When I was about 12 years old, the new hockey rink in town was being finished. It took several years, and while it was under construction there was a lot of junk wood lying around that anyone could take. I was amazed by how much mostly good wood there was and anyone with half a brain could build all kinds of cool stuff.
Me and my friend David Skewes figured we’d ask our parents if we could get some and build a tree fort. They said it was fine and we went over there and got a lot of amazing wood that was perfectly good for building a tree fort.
We picked a location with the perfect tree in the back of David’s house. It was perfect because it had all the right elements, like the right location with the right branches. We asked David’s mom if she would bring her station wagon to the hockey arena place with all the free wood and she did and we loaded it up, right in broad daylight. It wasn’t stealing because it was junk wood. There weren’t any signs that said “Don’t Take,” and no one stopped us, so we figured it was just there for anyone who wanted it. It was a pure goldmine and David and I couldn’t believe how lucky we were. David was one of my good friends– for a summer, that is. It seemed in those days I’d have a best friend for a while and then in about six months I’d either wear them out or they’d bug me and I’d move on. Every year I had a new best friend. I wonder why it was like that. I guess my best friends were seasonal. I suppose I had some long-term friends, so it wasn’t like I was a total loser with the friendship thing.
David had a bunch of older siblings and they all turned him onto the cool music of the time. They all had records of bands like Peter Frampton: Comes Alive, Wings: Band On The Run, and stuff like that. We used to sit on the floor in the living room and listen to the albums over and over again, just amazed by how good they were. I still remember lying on his living room ruglistening to Blue Bird by Paul McCartney and Wings…
Anyway, we built a tree house and it was really nice. It was about ten feet high and had a rope ladder hanging down.
David and me used to have BB gun fights in his back yard. One of us would have the gun, and the other would have a metal snow saucer as a shield and we’d basically just try and kill the other guy way across the yard and the other guy would hide his face and torso behind the snow saucer. You could hear the klink klink sound of the BB’s hitting the saucer and the occasional “OW!” when a BB would hit someone’s arm or leg. I’m surprised we never got one in the eye or got in trouble with his mom. Maybe we timed it so that no one was around when we did that stuff. That summer was a blast. Once the tree fort was up, we probably played in that thing for about ten minutes and then got bored. It wasn’t about hanging out in the treefort; it was about building it. That was the fun part. Once it was up, it was just a stupid tree fort and lost its appeal in about two seconds.

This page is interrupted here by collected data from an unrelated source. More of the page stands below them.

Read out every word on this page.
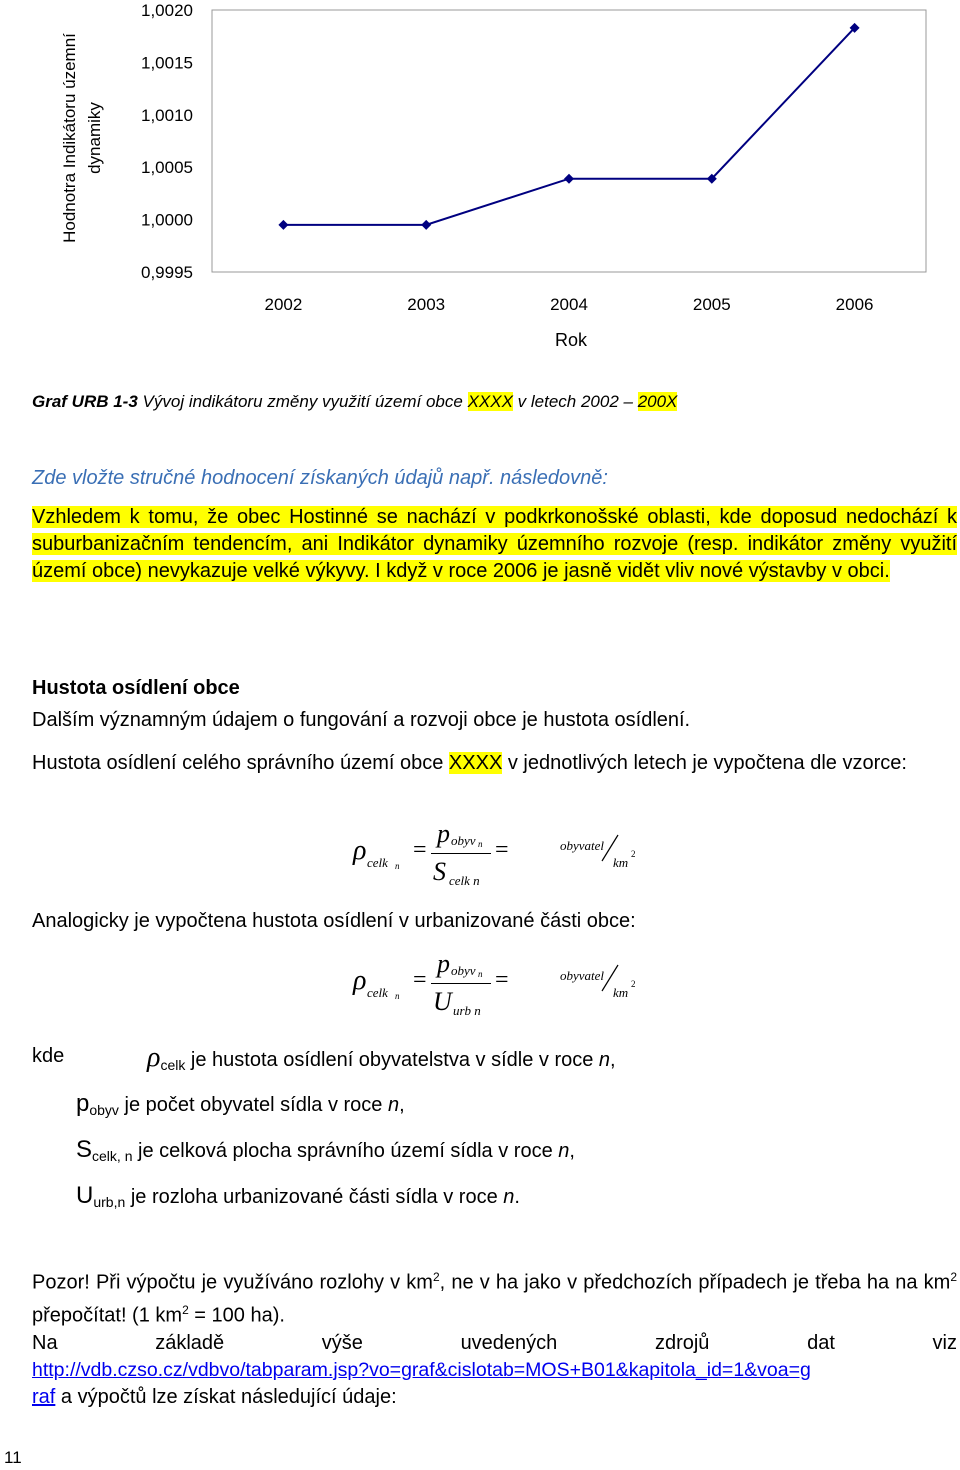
1,0020
1,0015
1,0010
1,0005
1,0000
0,9995
2002	2003	2004	2005	2006
Hodnotra Indikátoru územní dynamiky
Rok
Graf URB 1-3 Vývoj indikátoru změny využití území obce XXXX v letech 2002 – 200X
Zde vložte stručné hodnocení získaných údajů např. následovně:
Vzhledem k tomu, že obec Hostinné se nachází v podkrkonošské oblasti, kde doposud nedochází k suburbanizačním tendencím, ani Indikátor dynamiky územního rozvoje (resp. indikátor změny využití území obce) nevykazuje velké výkyvy. I když v roce 2006 je jasně vidět vliv nové výstavby v obci.
Hustota osídlení obce
Dalším významným údajem o fungování a rozvoji obce je hustota osídlení.
Hustota osídlení celého správního území obce XXXX v jednotlivých letech je vypočtena dle vzorce:
ρ celk n
=
p obyv n
S celk n
=	obyvatel
km
2
Analogicky je vypočtena hustota osídlení v urbanizované části obce:
ρ celk n
=
p obyv n
U urb n
=	obyvatel
km
2
kde	$\rho_{celk}$ je hustota osídlení obyvatelstva v sídle v roce n,
$p_{obyv}$ je počet obyvatel sídla v roce n,
$S_{celk, n}$ je celková plocha správního území sídla v roce n,
$U_{urb,n}$ je rozloha urbanizované části sídla v roce n.
Pozor! Při výpočtu je využíváno rozlohy v $km^2$, ne v ha jako v předchozích případech je třeba ha na $km^2$ přepočítat! (1 $km^2 = 100$ ha).
Na	základě	výše	uvedených	zdrojů	dat	viz
http://vdb.czso.cz/vdbvo/tabparam.jsp?vo=graf&cislotab=MOS+B01&kapitola_id=1&voa=g
raf a výpočtů lze získat následující údaje:
11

David used to say dumb stuff like, “Hey, you have a pie cost on your shoulder.”
I’d say, “What’s a pie cost?” and he’d say, “About a dollar fifty,” and then laugh and laugh and laugh.
Then he’d say, “Hey, Cliff, you have a hen way on your arm.”
I’d say, “What’s a hen way?” and he’d say, “About five pounds,” and laugh and laugh. He thought that was pretty clever and so did I, for a while that is. David had an older sister in high school that was pretty hot. She knew I was a musician and would flirt with me some. Of course I would flirt right back. I didn’t care if she was five years older than me. She was hot.
He also had an older brother, Johnny, who was into drugs, and in trouble. We NEVER would be like that when we got older, we would tell Mrs. Skewes.
Once in a while, Johnny would show up, but he was mostly “out.” When I did see him on his occasional appearances he seemed like a nice guy and a normal enough person. In fact, he was just fine. Mrs. Skewes was the one that wasn’t all that fine. She was nice and all, but she was always suspicious of people and just waiting for them to mess up because she basically believed that people eventually let you down. Or, that’s what it seemed like to me. Or, maybe I was just learning how to be paranoid and she just happened to be there during that period of my life. I guess I’ll never know for sure which came first, the paranoia or Mrs. Skewes being suspicious.
Mr. Skewes was mostly a normal, straight-laced kind of guy. He probably drank alcohol more than the average person, but in my town, everyone drank more than the average person, so even though most people were alcoholics, it SEEMED like it was normal.
I had read somewhere that Dartmouth College had the highest alcohol consumption per capita in the entire United States. Every year, someone in one of the frats would die of alcohol poisoning.
I knew some guys up there and they told mehow they’d flood the basement with seven kegs and make the freshmen do alligator slides. They had to run and slide in the beer and drink until they threw up over and over again and then passed out. The older Dartmouth students would stand around dressed in plastic garbage bags, taking notes with a clipboard, making sure the new freshmen guys could aim their puke with deadly accuracy into a big garbage can.
I guess if you’re going to be an alcoholic as a profession, you might as well get good at throwing up and aiming it in a garbage can so you keep the mess to a minimum.